Clinical diagnostic test results will be sent to public health partners in the jurisdictional health department where the case resides. These results can be shared with the treating physician and can be used for clinical decision making.

Clinical diagnostic testing algorithm

• Clinical diagnostic testing should be considered for patients meeting the suspect case definition.
• Paired acute and convalescent serum and/or CSF specimens should optimally be collected ≥2 weeks apart.
  • At this time, antibody kinetics have not been well defined for Oropouche virus infections. Until more is known, CDC recommends collecting acute and convalescent samples.
  • Samples obtained during the initial illness phase (e.g., when the patient presents with their first symptoms) are considered acute. Samples obtained after recovery from the initial illness, including during the recurrence of symptoms, are considered convalescent samples.
• PRNT will be run on paired specimens in parallel to allow for detection of a 4-fold or greater change in neutralizing antibody titers.
  • A 4-fold change in 90% plaque reduction neutralizing antibody titers (PRNT₉₀) is considered confirmatory laboratory evidence of recent infection.
• If paired specimens cannot be obtained, a single specimen will be tested using PRNT.
  • A PRNT₉₀ titer of ≥10 is considered laboratory evidence of infection, but since timing of infection cannot be determined, clinical correlation is needed for interpretation (e.g., timing of travel and potential vector exposure in relation to symptom onset, clinical features, absence of other etiologies of symptoms).

Surveillance testing

Surveillance testing is performed to allow for the detection, response, and control of emerging and re-emerging arboviruses, such as Oropouche virus. Results of the surveillance testing will be shared with public health partners in the jurisdictional health department where the patient resides to allow for awareness and public health action. The results will have a cover letter noting a non-validated CLIA assay was used for the purpose of surveillance and are not to be shared with the patient or clinical team caring for the patient. Results will be conveyed using local sample ID only and will not include any patient or clinician identifiers.
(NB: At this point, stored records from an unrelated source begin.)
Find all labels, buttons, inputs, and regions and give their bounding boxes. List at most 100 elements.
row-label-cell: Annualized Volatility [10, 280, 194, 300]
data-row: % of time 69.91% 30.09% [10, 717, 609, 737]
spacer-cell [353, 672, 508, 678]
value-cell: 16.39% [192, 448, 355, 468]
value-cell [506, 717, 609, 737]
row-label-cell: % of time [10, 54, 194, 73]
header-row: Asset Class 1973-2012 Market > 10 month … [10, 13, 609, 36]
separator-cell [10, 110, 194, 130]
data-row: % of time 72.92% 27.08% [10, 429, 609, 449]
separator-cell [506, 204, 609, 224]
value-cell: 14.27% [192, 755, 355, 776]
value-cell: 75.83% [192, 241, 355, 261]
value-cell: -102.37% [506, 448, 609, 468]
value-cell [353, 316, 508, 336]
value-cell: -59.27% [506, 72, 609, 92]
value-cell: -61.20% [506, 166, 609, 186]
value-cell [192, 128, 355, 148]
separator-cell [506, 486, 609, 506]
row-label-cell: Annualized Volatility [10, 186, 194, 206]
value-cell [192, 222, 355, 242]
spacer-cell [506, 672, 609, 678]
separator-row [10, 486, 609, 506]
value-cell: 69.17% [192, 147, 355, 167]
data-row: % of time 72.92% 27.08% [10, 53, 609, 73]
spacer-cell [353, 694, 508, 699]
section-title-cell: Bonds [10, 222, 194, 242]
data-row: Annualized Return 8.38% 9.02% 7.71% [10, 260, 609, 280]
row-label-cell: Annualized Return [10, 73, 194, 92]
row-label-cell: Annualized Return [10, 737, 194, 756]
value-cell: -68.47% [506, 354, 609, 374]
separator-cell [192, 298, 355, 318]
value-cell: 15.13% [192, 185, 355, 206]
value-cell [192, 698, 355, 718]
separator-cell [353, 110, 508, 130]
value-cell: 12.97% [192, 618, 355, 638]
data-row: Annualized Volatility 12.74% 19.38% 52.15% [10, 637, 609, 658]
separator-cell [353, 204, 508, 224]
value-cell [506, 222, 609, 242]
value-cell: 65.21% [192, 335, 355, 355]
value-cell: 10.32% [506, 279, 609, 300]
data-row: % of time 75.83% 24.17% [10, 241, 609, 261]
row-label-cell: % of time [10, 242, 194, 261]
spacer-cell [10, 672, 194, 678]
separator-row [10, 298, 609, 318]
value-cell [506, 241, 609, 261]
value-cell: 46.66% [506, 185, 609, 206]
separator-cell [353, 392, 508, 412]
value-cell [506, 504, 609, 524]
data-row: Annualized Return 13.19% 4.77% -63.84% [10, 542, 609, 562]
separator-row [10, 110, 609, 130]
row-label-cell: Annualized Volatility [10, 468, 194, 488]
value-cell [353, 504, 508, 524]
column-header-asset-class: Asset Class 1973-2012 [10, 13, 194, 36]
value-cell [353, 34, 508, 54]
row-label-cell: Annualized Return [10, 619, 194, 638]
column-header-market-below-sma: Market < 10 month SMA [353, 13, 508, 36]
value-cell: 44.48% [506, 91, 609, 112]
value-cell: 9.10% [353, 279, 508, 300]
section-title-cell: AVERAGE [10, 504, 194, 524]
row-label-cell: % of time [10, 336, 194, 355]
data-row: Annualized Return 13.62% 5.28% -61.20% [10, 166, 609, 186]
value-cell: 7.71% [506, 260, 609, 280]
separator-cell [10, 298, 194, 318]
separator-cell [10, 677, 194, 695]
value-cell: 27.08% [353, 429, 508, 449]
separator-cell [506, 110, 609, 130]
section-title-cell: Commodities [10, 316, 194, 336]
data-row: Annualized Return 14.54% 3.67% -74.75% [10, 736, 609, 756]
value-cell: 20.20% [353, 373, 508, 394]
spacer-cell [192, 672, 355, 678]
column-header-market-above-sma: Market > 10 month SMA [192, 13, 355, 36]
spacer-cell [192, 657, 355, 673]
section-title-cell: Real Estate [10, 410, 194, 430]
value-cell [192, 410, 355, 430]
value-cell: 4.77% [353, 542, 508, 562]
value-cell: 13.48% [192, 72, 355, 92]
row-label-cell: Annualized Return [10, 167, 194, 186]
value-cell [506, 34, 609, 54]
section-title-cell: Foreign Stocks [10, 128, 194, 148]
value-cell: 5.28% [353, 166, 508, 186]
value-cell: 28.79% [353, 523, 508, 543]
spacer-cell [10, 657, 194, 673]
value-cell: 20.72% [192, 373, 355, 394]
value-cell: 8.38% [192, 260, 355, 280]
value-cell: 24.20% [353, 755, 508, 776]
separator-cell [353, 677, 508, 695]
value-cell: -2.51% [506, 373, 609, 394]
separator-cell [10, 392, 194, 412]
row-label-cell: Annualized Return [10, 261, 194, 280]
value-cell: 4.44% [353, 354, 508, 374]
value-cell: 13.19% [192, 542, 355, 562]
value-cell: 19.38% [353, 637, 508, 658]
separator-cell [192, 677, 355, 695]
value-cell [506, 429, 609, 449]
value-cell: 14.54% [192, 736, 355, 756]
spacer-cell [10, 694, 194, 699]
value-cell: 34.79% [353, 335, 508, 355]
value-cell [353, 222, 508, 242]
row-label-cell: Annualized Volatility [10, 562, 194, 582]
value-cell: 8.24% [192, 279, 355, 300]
Surveillance testing algorithm

• Oropouche virus surveillance testing should be considered for individuals meeting the suspect case definition and for whom serum and/or CSF specimens have been collected up to 10 days after symptom onset.
• Specimens will be tested in duplicate using a modified Oropouche virus real-time reverse transcription-polymerase chain reaction (rRT-PCR).

Reporting cases to ArboNET

Oropouche virus disease is not currently a nationally notifiable condition. However, CDC encourages voluntary reporting to ArboNET, the national arboviral surveillance system. Jurisdictions can report cases using condition code 10072 (Other arboviral disease, not otherwise specified) and 'Oropouche' for arbovirus. If you cannot report the arbovirus variable as 'Oropouche' then please report as 'Other Arbovirus'. The criteria below should be used for classification of Oropouche cases. For questions or further guidance on reporting, please contact dvbid2@cdc.gov.

Interim case definition

Current testing is limited to the assays described above, however the interim case definition incorporates additional assays and testing on specimen types that may become available in the future.

Confirmed case

A case that meets the suspect case definition* and one or more of the following laboratory criteria:

• Isolation of virus from, or demonstration of specific viral antigen or nucleic acid in, tissue, blood, CSF, or other body fluid
• Four-fold or greater change in virus-specific quantitative antibody titers in paired sera
• Virus-specific IgM antibodies in CSF or serum with confirmatory virus-specific neutralizing antibodies in the same or a later specimen

Probable case

A case that meets the suspect case definition* and one of the following laboratory criteria:

• Virus-specific IgM antibodies in CSF or serum
• Virus-specific neutralizing antibodies in a single CSF or serum specimen

*Absence of a more likely clinical explanation.